Ivana Braga, an organizer for the march stated, "As we leave this march, I know that the black woman's fight in Brazil is stronger... We won't be as invisible any more, and our concerns and needs will start to be addressed on the political agenda."

== Situation in Brazil ==

=== Violence ===
According to Mapa da Violencia 2015, violence against black women in Brazil increased by 54 percent between 2003 and 2013. In 2013 alone, more than 2,800 black women died from violence. Violence against white women in the same 10-year period decreased 18 percent. Additionally, of the 60,000 homicides in Brazil each year, more than 40,000 are Afro-Brazilian, meaning black women are losing their family members at a higher rate than white women, and thus suffering greater rates of psychological and emotional trauma than their white counterparts.

According to Newsweek's Why the Progress Made by Brazil's Activists Might Now Unravel, of 16 percent of the killings in Rio over the last five years, and from 2010 to 2013, 79 percent of those victims were black. Under the current presidency of Michel Temer, proposals set forth by the Rousseff administration to decrease homicides through targeted police training and monitoring have been discarded.

=== Workplace Discrimination ===
Statistics from Mapa de Violence 2015 show that on average black women earn approximately 364 dollars per month, which is 44 percent of the average pay for white men, 75 percent of the pay for black men and 60 percent of the pay for white women.

=== Body Exploitation ===

==== Carnival ====
In 2013, Nayara Justino was voted as the Globeleza, a samba dancing representative for the carnival season, only to be removed shortly after for allegedly being too dark. Justino was replaced by a much lighter skinned black woman with mixed descent. Justino faced racist harassment via social media, and was given no concrete reason by Globo, the company behind the Globeleza as to why she was replaced.

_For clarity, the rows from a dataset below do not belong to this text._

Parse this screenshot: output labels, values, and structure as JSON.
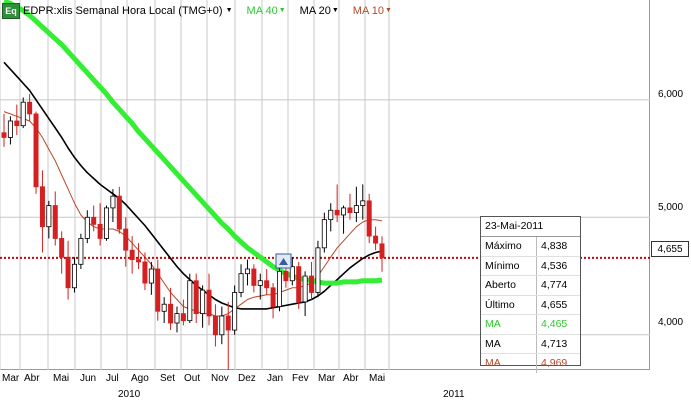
{
  "header": {
    "logo": "Eq",
    "title": "EDPR:xlis Semanal Hora Local (TMG+0)",
    "ma40_label": "MA 40",
    "ma20_label": "MA 20",
    "ma10_label": "MA 10"
  },
  "info_box": {
    "date": "23-Mai-2011",
    "rows": [
      {
        "k": "Máximo",
        "v": "4,838",
        "color": "#000000"
      },
      {
        "k": "Mínimo",
        "v": "4,536",
        "color": "#000000"
      },
      {
        "k": "Aberto",
        "v": "4,774",
        "color": "#000000"
      },
      {
        "k": "Último",
        "v": "4,655",
        "color": "#000000"
      },
      {
        "k": "MA",
        "v": "4,465",
        "color": "#2ec82e"
      },
      {
        "k": "MA",
        "v": "4,713",
        "color": "#000000"
      },
      {
        "k": "MA",
        "v": "4,969",
        "color": "#b34a2a"
      }
    ]
  },
  "colors": {
    "up": "#ffffff",
    "down": "#d42020",
    "ma40": "#33ee33",
    "ma20": "#000000",
    "ma10": "#b34a2a",
    "last_price_line": "#cc0000",
    "grid": "#c8c8c8"
  },
  "chart_data": {
    "type": "candlestick",
    "last_price": "4,655",
    "yticks": [
      "6,000",
      "5,000",
      "4,000"
    ],
    "ylim": [
      3.7,
      6.85
    ],
    "months": [
      "Mar",
      "Abr",
      "Mai",
      "Jun",
      "Jul",
      "Ago",
      "Set",
      "Out",
      "Nov",
      "Dez",
      "Jan",
      "Fev",
      "Mar",
      "Abr",
      "Mai"
    ],
    "years": [
      "2010",
      "2011"
    ],
    "candles": [
      [
        5.72,
        5.88,
        5.6,
        5.68
      ],
      [
        5.68,
        5.86,
        5.62,
        5.82
      ],
      [
        5.82,
        5.96,
        5.7,
        5.78
      ],
      [
        5.78,
        6.02,
        5.76,
        5.98
      ],
      [
        5.98,
        6.05,
        5.82,
        5.88
      ],
      [
        5.88,
        5.9,
        5.2,
        5.26
      ],
      [
        5.26,
        5.4,
        4.7,
        4.92
      ],
      [
        4.92,
        5.14,
        4.82,
        5.1
      ],
      [
        5.1,
        5.22,
        4.76,
        4.82
      ],
      [
        4.82,
        4.88,
        4.52,
        4.66
      ],
      [
        4.66,
        4.8,
        4.3,
        4.4
      ],
      [
        4.4,
        4.66,
        4.36,
        4.6
      ],
      [
        4.6,
        4.86,
        4.56,
        4.82
      ],
      [
        4.82,
        5.06,
        4.78,
        5.0
      ],
      [
        5.0,
        5.1,
        4.88,
        4.94
      ],
      [
        4.94,
        5.12,
        4.76,
        4.82
      ],
      [
        4.82,
        5.1,
        4.8,
        5.08
      ],
      [
        5.08,
        5.24,
        4.96,
        5.18
      ],
      [
        5.18,
        5.26,
        4.86,
        4.9
      ],
      [
        4.9,
        5.0,
        4.58,
        4.72
      ],
      [
        4.72,
        4.84,
        4.52,
        4.64
      ],
      [
        4.64,
        4.78,
        4.56,
        4.62
      ],
      [
        4.62,
        4.7,
        4.38,
        4.44
      ],
      [
        4.44,
        4.62,
        4.34,
        4.56
      ],
      [
        4.56,
        4.64,
        4.12,
        4.2
      ],
      [
        4.2,
        4.32,
        4.1,
        4.26
      ],
      [
        4.26,
        4.4,
        4.04,
        4.1
      ],
      [
        4.1,
        4.24,
        4.02,
        4.18
      ],
      [
        4.18,
        4.3,
        4.08,
        4.12
      ],
      [
        4.12,
        4.52,
        4.1,
        4.46
      ],
      [
        4.46,
        4.52,
        4.1,
        4.18
      ],
      [
        4.18,
        4.42,
        4.06,
        4.38
      ],
      [
        4.38,
        4.52,
        4.08,
        4.16
      ],
      [
        4.16,
        4.26,
        3.9,
        4.0
      ],
      [
        4.0,
        4.24,
        3.92,
        4.16
      ],
      [
        4.16,
        4.28,
        3.7,
        4.04
      ],
      [
        4.04,
        4.42,
        4.0,
        4.36
      ],
      [
        4.36,
        4.6,
        4.32,
        4.52
      ],
      [
        4.52,
        4.64,
        4.42,
        4.56
      ],
      [
        4.56,
        4.6,
        4.36,
        4.42
      ],
      [
        4.42,
        4.52,
        4.3,
        4.46
      ],
      [
        4.46,
        4.56,
        4.34,
        4.4
      ],
      [
        4.4,
        4.44,
        4.14,
        4.24
      ],
      [
        4.24,
        4.58,
        4.2,
        4.54
      ],
      [
        4.54,
        4.66,
        4.4,
        4.46
      ],
      [
        4.46,
        4.66,
        4.42,
        4.58
      ],
      [
        4.58,
        4.62,
        4.22,
        4.28
      ],
      [
        4.28,
        4.54,
        4.16,
        4.5
      ],
      [
        4.5,
        4.62,
        4.3,
        4.36
      ],
      [
        4.36,
        4.8,
        4.32,
        4.74
      ],
      [
        4.74,
        5.04,
        4.7,
        4.98
      ],
      [
        4.98,
        5.12,
        4.88,
        5.06
      ],
      [
        5.06,
        5.28,
        4.96,
        5.02
      ],
      [
        5.02,
        5.1,
        4.86,
        5.08
      ],
      [
        5.08,
        5.2,
        4.98,
        5.04
      ],
      [
        5.04,
        5.26,
        4.96,
        5.1
      ],
      [
        5.1,
        5.28,
        4.98,
        5.14
      ],
      [
        5.14,
        5.2,
        4.78,
        4.84
      ],
      [
        4.84,
        4.92,
        4.72,
        4.78
      ],
      [
        4.774,
        4.838,
        4.536,
        4.655
      ]
    ],
    "ma40": [
      6.84,
      6.82,
      6.79,
      6.76,
      6.72,
      6.67,
      6.62,
      6.57,
      6.52,
      6.47,
      6.41,
      6.35,
      6.29,
      6.23,
      6.17,
      6.11,
      6.05,
      5.98,
      5.92,
      5.86,
      5.8,
      5.73,
      5.67,
      5.61,
      5.55,
      5.49,
      5.43,
      5.37,
      5.31,
      5.25,
      5.19,
      5.13,
      5.07,
      5.01,
      4.95,
      4.9,
      4.84,
      4.79,
      4.74,
      4.7,
      4.66,
      4.62,
      4.58,
      4.55,
      4.52,
      4.5,
      4.48,
      4.47,
      4.46,
      4.45,
      4.44,
      4.44,
      4.44,
      4.45,
      4.45,
      4.45,
      4.46,
      4.46,
      4.46,
      4.465
    ],
    "ma20": [
      6.32,
      6.26,
      6.2,
      6.14,
      6.08,
      6.0,
      5.92,
      5.84,
      5.76,
      5.68,
      5.59,
      5.51,
      5.44,
      5.38,
      5.33,
      5.28,
      5.24,
      5.2,
      5.16,
      5.11,
      5.05,
      4.99,
      4.93,
      4.86,
      4.79,
      4.72,
      4.65,
      4.58,
      4.52,
      4.47,
      4.42,
      4.38,
      4.34,
      4.3,
      4.27,
      4.25,
      4.23,
      4.22,
      4.22,
      4.22,
      4.22,
      4.22,
      4.23,
      4.24,
      4.25,
      4.26,
      4.27,
      4.28,
      4.3,
      4.33,
      4.37,
      4.42,
      4.47,
      4.52,
      4.57,
      4.61,
      4.65,
      4.68,
      4.7,
      4.713
    ],
    "ma10": [
      5.9,
      5.88,
      5.86,
      5.84,
      5.82,
      5.76,
      5.68,
      5.58,
      5.48,
      5.36,
      5.24,
      5.12,
      5.02,
      4.96,
      4.92,
      4.9,
      4.9,
      4.9,
      4.88,
      4.84,
      4.78,
      4.72,
      4.66,
      4.6,
      4.52,
      4.44,
      4.36,
      4.3,
      4.24,
      4.22,
      4.2,
      4.18,
      4.18,
      4.16,
      4.16,
      4.18,
      4.22,
      4.26,
      4.3,
      4.32,
      4.33,
      4.34,
      4.34,
      4.36,
      4.38,
      4.4,
      4.4,
      4.42,
      4.44,
      4.5,
      4.58,
      4.66,
      4.74,
      4.8,
      4.86,
      4.92,
      4.96,
      4.98,
      4.98,
      4.969
    ]
  }
}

Traditionally, the role of the Globeleza is given to lighter skinned black women, cited as perhaps the only time black women are represented and celebrated in Brazilian media, representative of the hyper-sexualization of black women.

=== Sexual Tourism ===
Due to the abolition process with no minimum humanitarian base, the image of Afro-Brazilian women is often linked to prostitution, and this was accentuated even more in the years of military dictatorship (De Politica Politica), where the image of a country of marvels was sold as treats for foreigners.

=== Temer Presidency ===
Temer is determined to cut back on spending for health care, education, social programs, and "cap minimum wage increase", policies that directly harm Afro-Brazilians and the poor. Temer's actions are in direct opposition to the political allies that Afro-Brazilians found during the Lula and Rousseff administrations. Under Lula and Rousseff, Afro-Brazilians received state help to get out of poverty and received university aid though affirmative action policies. Temer has downsized Brazil's ministry of racial equality, negatively impacting affirmative action, black history education programs, and anti-racism education initiatives. Additionally, despite high rates of violence towards Afro-Brazilians by authorities, policies set by Temer's predecessor Dilma Rousseff to decrease homicides through targeted police training and monitoring have been discarded.